Abstract

Abstract Introduction Megaoesophagus, dilatation of the oesophagus, is a recognised late complication of achalasia cardia, Chagas disease and, less commonly, dysmotility disorders. Megaoesophagus often presents with dysphagia, regurgitation of food and chest pain. Here, we describe a case of a patient presenting with stridor secondary to chronic dysmotility in the absence of dysphagia. Case Report An 85-year-old female presented to the Emergency Department with stridor, and a history of breathlessness and intermittent coughing episodes. Flexible laryngoscopy revealed the larynx to be rotated to the right, corresponding with a palpable swelling of the left neck. A chest X-ray showed a markedly dilated oesophagus. Computed tomography revealed severe oesophageal dilatation causing compression of the tracheobronchial tree and larynx.
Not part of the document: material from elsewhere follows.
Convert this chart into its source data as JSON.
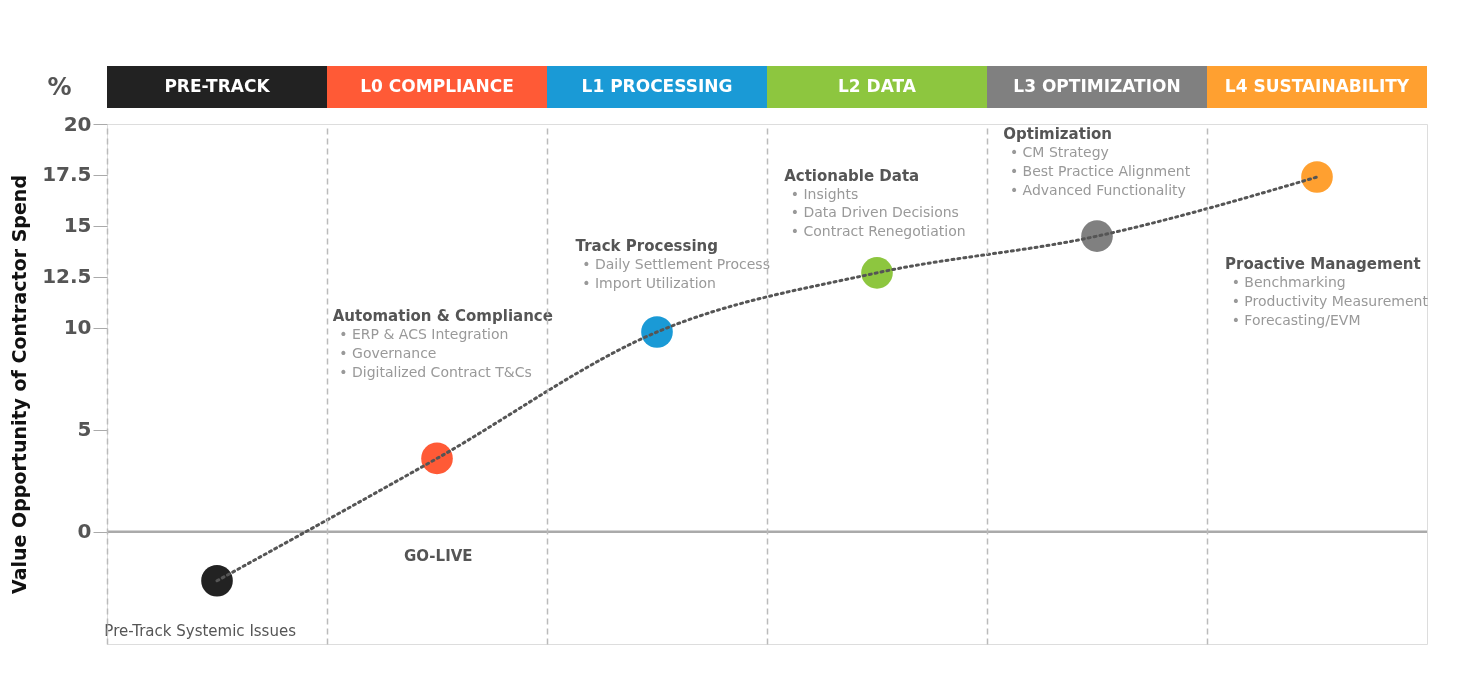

The patient received nebulised adrenaline and intravenous dexamethasone, resulting in resolution of her stridor. A barium swallow demonstrated marked cricopharyngeal spasm causing significant luminal narrowing but no holdup of barium. The remainder of the oesophagus was chronically dilated to the gastro-oesophageal junction and appeared atonic. The findings were atypical of achalasia, there were no obstructing lesions identified and chronic dysmotility was considered most likely, which was subsequently confirmed by a gastroenterology opinion. Discussion Megaoesophagus is rare, most frequently presents with dysphagia and regurgitation of food and is most commonly caused by achalasia. A literature search identified only one previous case of obstructing megaoesophagus secondary to idiopathic dysmotility disorder; however, this case revealed the stridor to be secondary to an impacted food bolus, whereas our case did not demonstrate any obstructing lesions.